3. The passion and fear in both Seiji and Shizuku. Seiji is a young man who knows what he wants to do with his life and does not look back. By God's providence and my own headlong determination, I am like this. Very few other things call to me. I am not particularly interested in drawing, in music, crafts, etc. I am a writer and I write. That is what I want to do and I am going to do it. But I also appreciated Miyazaki's portrayal of the artist's shyness, self-doubt, and fear in Shizuku when she pours her energy into her very first novel and then stands trembling as she hands it to a friend to read. She is too terrified to stand and watch, but she cannot bear to not have it read immediately. After being told gently that the book is good, but is yet a gem in the rough and will now need many hours of tender polishing, she bursts into tears. She knew that it would need polishing; she was terrified that it would be complete rubbish. She suffered a combined relief and terror and disappointment that the first draft was not perfect which I can readily understand. I've felt it before myself; and I was truly grateful to Miyakazi for capturing the agony and the ecstasy of the artist and depicting it so poignantly.

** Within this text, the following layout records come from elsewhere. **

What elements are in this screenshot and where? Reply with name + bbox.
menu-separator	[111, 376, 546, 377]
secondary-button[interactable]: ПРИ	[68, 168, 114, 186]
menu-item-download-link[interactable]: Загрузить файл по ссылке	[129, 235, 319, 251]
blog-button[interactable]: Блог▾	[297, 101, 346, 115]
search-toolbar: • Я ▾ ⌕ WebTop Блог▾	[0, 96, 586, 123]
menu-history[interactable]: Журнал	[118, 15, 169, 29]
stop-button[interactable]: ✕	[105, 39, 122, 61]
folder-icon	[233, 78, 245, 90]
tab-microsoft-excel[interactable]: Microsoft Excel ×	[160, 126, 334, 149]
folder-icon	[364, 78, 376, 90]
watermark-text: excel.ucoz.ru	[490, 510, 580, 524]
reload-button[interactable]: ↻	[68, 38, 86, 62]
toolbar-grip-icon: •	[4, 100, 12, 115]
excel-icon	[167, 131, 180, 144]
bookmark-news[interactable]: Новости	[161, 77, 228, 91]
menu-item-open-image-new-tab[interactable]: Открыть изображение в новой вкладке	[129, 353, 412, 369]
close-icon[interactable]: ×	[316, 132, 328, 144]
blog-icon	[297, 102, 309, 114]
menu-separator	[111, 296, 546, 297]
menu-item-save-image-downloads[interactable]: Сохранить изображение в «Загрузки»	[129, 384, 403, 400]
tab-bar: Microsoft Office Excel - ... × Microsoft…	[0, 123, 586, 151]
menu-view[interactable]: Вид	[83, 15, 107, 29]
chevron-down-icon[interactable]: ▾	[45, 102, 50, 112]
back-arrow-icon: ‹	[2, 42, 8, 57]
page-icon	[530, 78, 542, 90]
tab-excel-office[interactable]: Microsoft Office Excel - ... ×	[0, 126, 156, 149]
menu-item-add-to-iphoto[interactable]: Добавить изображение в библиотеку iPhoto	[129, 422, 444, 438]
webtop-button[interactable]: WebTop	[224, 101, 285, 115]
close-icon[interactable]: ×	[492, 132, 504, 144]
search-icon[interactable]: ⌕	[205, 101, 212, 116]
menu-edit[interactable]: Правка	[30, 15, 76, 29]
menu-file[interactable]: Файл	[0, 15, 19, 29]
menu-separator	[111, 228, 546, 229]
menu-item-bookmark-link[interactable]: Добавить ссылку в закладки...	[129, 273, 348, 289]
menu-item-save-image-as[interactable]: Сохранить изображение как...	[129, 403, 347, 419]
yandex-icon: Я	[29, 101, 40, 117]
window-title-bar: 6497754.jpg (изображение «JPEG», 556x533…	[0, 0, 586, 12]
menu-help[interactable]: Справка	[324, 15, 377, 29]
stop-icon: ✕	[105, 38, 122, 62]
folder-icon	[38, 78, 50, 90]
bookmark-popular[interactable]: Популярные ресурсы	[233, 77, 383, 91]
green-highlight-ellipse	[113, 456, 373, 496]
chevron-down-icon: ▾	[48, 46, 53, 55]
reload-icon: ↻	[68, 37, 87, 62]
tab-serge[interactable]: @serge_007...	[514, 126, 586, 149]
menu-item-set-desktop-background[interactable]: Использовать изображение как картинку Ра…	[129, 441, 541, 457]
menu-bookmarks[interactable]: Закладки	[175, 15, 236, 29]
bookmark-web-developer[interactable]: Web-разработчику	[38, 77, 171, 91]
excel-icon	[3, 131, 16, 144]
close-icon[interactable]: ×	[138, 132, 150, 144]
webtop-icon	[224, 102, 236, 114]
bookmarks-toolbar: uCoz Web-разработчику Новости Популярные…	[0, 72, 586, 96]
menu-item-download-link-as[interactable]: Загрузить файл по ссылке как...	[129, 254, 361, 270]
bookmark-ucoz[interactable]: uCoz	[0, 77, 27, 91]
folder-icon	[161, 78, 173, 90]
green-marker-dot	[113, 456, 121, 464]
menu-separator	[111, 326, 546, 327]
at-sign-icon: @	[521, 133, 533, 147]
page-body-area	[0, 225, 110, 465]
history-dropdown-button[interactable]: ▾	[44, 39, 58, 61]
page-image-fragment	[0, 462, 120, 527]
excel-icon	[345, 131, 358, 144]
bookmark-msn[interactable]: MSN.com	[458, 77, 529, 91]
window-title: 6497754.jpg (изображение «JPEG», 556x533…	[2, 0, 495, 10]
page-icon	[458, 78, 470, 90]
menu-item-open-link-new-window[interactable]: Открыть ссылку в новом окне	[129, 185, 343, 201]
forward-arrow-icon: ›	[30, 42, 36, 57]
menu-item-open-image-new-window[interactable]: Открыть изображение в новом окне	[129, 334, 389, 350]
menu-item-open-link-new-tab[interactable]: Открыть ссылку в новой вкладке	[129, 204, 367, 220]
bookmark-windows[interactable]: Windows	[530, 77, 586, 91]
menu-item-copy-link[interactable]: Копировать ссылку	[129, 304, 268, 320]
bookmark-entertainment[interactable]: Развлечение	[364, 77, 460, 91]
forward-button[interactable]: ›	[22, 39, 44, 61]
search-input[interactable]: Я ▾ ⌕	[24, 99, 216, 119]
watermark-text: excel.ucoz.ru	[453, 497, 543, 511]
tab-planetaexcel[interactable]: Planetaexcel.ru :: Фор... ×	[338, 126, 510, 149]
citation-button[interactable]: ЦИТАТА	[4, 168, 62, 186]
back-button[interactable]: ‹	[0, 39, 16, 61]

Talldogs continues to grow at a gentle, steady rate. At a mere 18,900 words it is such a baby thing: I've barely set the stage at this point! My husband and I commiserate over the fate of my protagonist and for the time being Raymond St. Jermaine has become a third member of the household. I feel rather sorry for my husband: people are always coming and going in his house, it isn't always easy to keep them straight; and he is forever greeting and saying adieu to and making tea for and listening to the exploits of people with whom he has only a passing acquaintance. It is just as well that he is such a people-person: he copes very well with the crowd that I bring home.